US backlash as Britain gives green light to Huawei
Britain has angered the US with a shock decision to involve “high risk” Chinese company Huawei in the rollout of 5G.
Britain has angered the US with a shock decision to involve “high-risk” Chinese company Huawei in the rollout of 5G.
The decision to brush aside concerns of two members of the Five Eyes security alliance — the US and Australia — prompted a fierce backlash. US Republican senator Tom Cotton said Britain’s decision was akin to “allowing the KGB to build its telephone network during the Cold War”.
“I fear London has freed itself from Brussels only to cede sovereignty to Beijing,” he said.
The US, which has banned Huawei from government contracts, had lobbied Britain not to deal with the company.
Liz Cheney, the third-highest ranking Republican in the House of Representatives, said: “By allowing Huawei into their 5G network, (Britain) has chosen the surveillance state over the special relationship.”
Republican congressman Mike Gallagher said the decision meant “it would be impossible to achieve a gold standard US-UK trade agreement when you have gone through the brutal effort to claw back sovereignty from Brussels to give it to Beijing’’.
Bypassing Huawei would have involved a costly extraction of the Chinese company’s equipment from Britain’s 4G network and would have delayed the introduction of 5G.
Boris Johnson’s government instead sought a middle path, allowing Huawei to be involved in no more than 35 per cent of Britain’s 5G network.
The National Security Council had met on Tuesday morning and received advice from intelligence agencies including MI5 and MI6, which said Huawei’s involvement was a manageable risk.
British Foreign Secretary Dominic Raab told parliament “nothing in this review affects this country’s ability to share highly sensitive intelligence data over highly secure networks, both within the UK and with our partners, including the Five Eyes’’.
Mr Raab added that GCHQ (Government Communications Headquarters) “categorically confirmed that how we construct our 5G and full fibre public telecoms network has nothing to do with how we share classified data”.
It later emerged that Defence Secretary Ben Wallace had opposed the move, telling colleagues during the National Security Council meeting that China was a “friend of no one”.

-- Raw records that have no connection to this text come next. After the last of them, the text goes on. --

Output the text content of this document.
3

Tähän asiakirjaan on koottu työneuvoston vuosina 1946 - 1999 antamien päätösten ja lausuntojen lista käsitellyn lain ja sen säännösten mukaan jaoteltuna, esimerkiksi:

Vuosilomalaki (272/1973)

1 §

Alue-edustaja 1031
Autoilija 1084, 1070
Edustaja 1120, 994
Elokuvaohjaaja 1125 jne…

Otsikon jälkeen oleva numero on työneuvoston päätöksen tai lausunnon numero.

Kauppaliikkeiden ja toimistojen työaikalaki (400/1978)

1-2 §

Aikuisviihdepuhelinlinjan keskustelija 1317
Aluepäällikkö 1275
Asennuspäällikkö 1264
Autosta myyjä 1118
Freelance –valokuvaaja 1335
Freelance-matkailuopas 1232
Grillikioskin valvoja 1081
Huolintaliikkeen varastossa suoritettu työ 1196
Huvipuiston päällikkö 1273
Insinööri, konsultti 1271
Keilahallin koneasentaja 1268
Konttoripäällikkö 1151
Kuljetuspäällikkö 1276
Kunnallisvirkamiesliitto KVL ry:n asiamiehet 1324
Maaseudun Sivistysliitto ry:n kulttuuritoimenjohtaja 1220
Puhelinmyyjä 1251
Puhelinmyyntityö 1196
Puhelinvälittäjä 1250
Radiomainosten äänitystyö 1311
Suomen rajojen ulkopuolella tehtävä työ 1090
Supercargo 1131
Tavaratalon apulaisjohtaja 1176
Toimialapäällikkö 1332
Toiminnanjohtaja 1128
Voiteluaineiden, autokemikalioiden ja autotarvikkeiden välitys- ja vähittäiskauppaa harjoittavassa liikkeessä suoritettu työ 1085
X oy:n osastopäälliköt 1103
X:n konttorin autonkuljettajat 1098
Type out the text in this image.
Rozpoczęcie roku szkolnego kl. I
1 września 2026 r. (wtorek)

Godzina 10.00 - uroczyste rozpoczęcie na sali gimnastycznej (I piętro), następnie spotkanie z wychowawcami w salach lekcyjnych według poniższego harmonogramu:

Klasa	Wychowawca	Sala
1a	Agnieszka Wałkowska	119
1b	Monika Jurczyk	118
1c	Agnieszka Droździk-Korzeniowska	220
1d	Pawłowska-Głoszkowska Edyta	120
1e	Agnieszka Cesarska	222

The decision was criticised by other senior Tories. Bernard Jenkin said the decision represented a massive strategic failure. “What harsh and honest lessons will the UK government take from finding itself confronted with this dilemma?’’ he said.
Former Tory leader Iain Duncan Smith said Britain was in a cyber war with China and the decision was a “mistake”.
Mr Raab admitted the difficulties of eliminating risk but said the government’s job was to “reduce vulnerabilities”.
“If we are to encourage the take-up of new technologies that will transform our lives for the better, then we need to have the right measures in place,” he said.
Writing in London’s Daily Telegraph, Home Secretary Priti Patel said Huawei had to be involved because “companies in the UK, the US and other friendly nations cannot deliver what we need”.
She added that without Huawei, the UK would be “stuck in the digital slow lane”.
Huawei spokesman Ed Brewster said there had been a lot of false claims about the company and “some of that is linked to low understanding about network technology and low understanding around China as well’’.
Ian Levy, technical director at the National Cyber Security Centre, wrote: “The international standards that define what a 5G network actually is allow you to do all sorts of things, and some of those things could lead to security or operational risks that can’t be mitigated. That doesn’t mean you have to do them.’’
He wrote that a 5G system involved a lot of small base stations as well as big ones, and the small ones would be on lampposts, bus shelters and other places that weren’t secure from interference “by bad guys’’.